The juggling aspects came to the fore in 2023. She spent the latter part of the year filming a profile project with her new shaper Haydenshapes Surfboards. The goofyfooter travelled to Indonesia, Australia, and Namibia, where she surfed the iconic Skeleton Bay on one of the biggest swells of the year. 

The pair also spent a good chunk of the summer in Copenhagen while Hugo filled several smaller projects in Europe and back in LA. In 2024, he too is concentrating on a bigger video part and has planned a skate road trip throughout Australia, hitting the smaller towns between Sydney and Melbourne with a mix of Aussie mates and his regular skate crew. 

“I’m so jealous that he can plan a trip six months in advance. Sometimes I get about six hours when a swell hits, and now being a parent, there’s more pressure on making the right call because I'm leaving Yama behind,” said Frankie. 

She says she feels way more productive since having her daughter. When she commits to a project or a swell, with the time being away so precious, she is 100 per cent all-in on getting the job done. That showed in her breakthrough video clip titled Frankie:) which led to her being labelled by Stab as the "Most Barrelled Mom of 2022."

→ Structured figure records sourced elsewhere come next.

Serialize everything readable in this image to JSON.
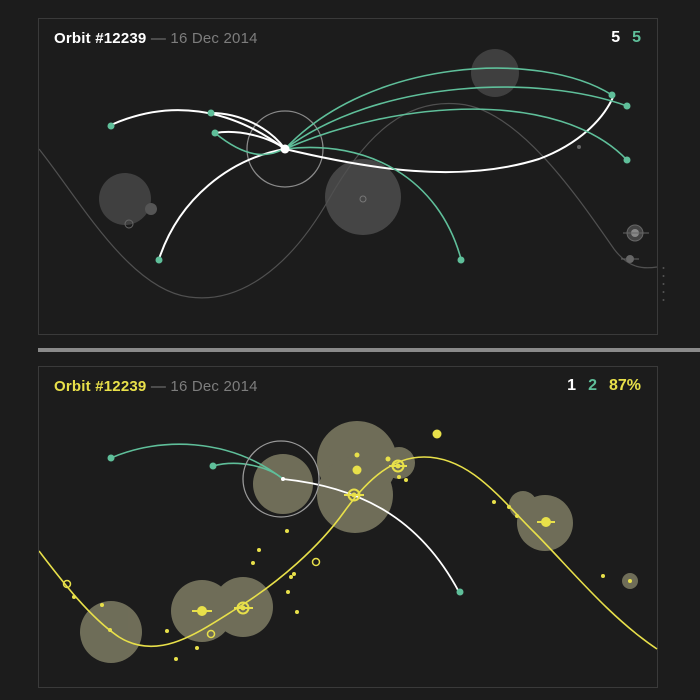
{
  "top": {
    "title": "Orbit #12239",
    "separator": "—",
    "date": "16 Dec 2014",
    "counts": [
      {
        "value": "5",
        "color": "#ffffff"
      },
      {
        "value": "5",
        "color": "#5fbf9a"
      }
    ]
  },
  "bottom": {
    "title": "Orbit #12239",
    "separator": "—",
    "date": "16 Dec 2014",
    "counts": [
      {
        "value": "1",
        "color": "#ffffff"
      },
      {
        "value": "2",
        "color": "#5fbf9a"
      },
      {
        "value": "87%",
        "color": "#e8e04a"
      }
    ]
  },
  "colors": {
    "white": "#ffffff",
    "green": "#5fbf9a",
    "yellow": "#e8e04a",
    "bubble": "#b3b08a",
    "grid": "#3a3a3a",
    "muted": "#7d7d7d"
  }
}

“I’ve been experimenting with different equipment, so I want to ride some bigger boards, and get some barrels and surf different waves in different ways this year,” said Harrer. “Hugo has his filming goals for 2024 too, but as long as we are all together, travelling, surfing and skating as family, we’ll be happy.”

Just as she finished that sentence, Yama, milk bottle drained, let out a mighty fart, causing the young parents to collapse in laughter. “That’s Yama, she always likes to get the last word,” laughed Hugo. “And that's the way we like it.”